# Excel-Datei erstellen, lesen und schreiben?



## Erikamania (26. Oktober 2005)

Ich schreibe ein Mess-Programm mit Visual C++ 6.0.
Ich will eine Reihe Messdaten in einer Excel-Datei ablegen.
Jedesmal eine neue datei erstellen und die Daten reinschreiben.
wer kann mir helfen

Danke.


----------



## deepthroat (26. Oktober 2005)

Hi.

Anstatt direkt Excel Dateien zu erstellen, könntest du auch einfach CSV (comma seperated value) Dateien erstellen und diese dann in Excel importieren. Ich weiß natürlich jetzt nicht wie praktikabel das für dich wäre...

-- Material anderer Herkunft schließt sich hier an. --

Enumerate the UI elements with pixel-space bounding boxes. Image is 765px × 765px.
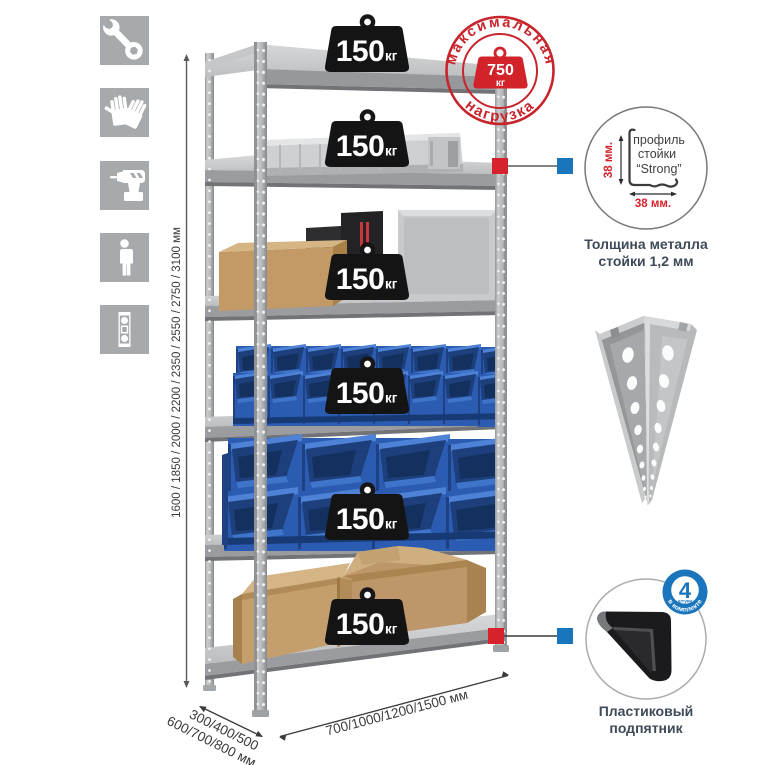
svg-text:профиль: профиль: [633, 133, 685, 147]
svg-text:38 мм.: 38 мм.: [603, 142, 615, 178]
svg-text:штуки: штуки: [678, 600, 693, 605]
svg-text:Толщина металла: Толщина металла: [584, 236, 708, 252]
svg-text:подпятник: подпятник: [609, 720, 683, 736]
svg-text:1600 / 1850 / 2000 / 2200 / 23: 1600 / 1850 / 2000 / 2200 / 2350 / 2550 …: [171, 227, 183, 518]
svg-text:кг: кг: [496, 78, 505, 89]
svg-text:750: 750: [487, 62, 514, 79]
svg-text:700/1000/1200/1500 мм: 700/1000/1200/1500 мм: [324, 687, 469, 739]
svg-text:38 мм.: 38 мм.: [635, 198, 671, 210]
svg-text:Пластиковый: Пластиковый: [599, 703, 694, 719]
svg-text:стойки 1,2 мм: стойки 1,2 мм: [598, 253, 693, 269]
svg-text:“Strong”: “Strong”: [636, 162, 681, 176]
svg-text:стойки: стойки: [638, 147, 676, 161]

siehe http://de.wikipedia.org/wiki/CSV-Datei

Gruß


----------



## jokey2 (26. Oktober 2005)

Dazu würde ich auch raten. Erstens ist es einfacher und zweitens weiß ich nicht, ob man überhaupt eine Dokumentation des Excel-Dateiformates bekommen kann.
 Du kannst natürlich versuchen, Excel direkt in Deinem Programm zu verwenden. Das ist aber glaube ich auch nicht ohne.


----------



## Erikamania (27. Oktober 2005)

Danke Leute,
ich versuche es mit CSV.


----------



## The root (29. Oktober 2005)

wenn du ein bissl Ahnung von Datenbanken hast,
kannst natürlich auch ne Verbindung per ODBC-Treibern aufnehmen....

cvs is natürlich am leichtesten zu handlen


----------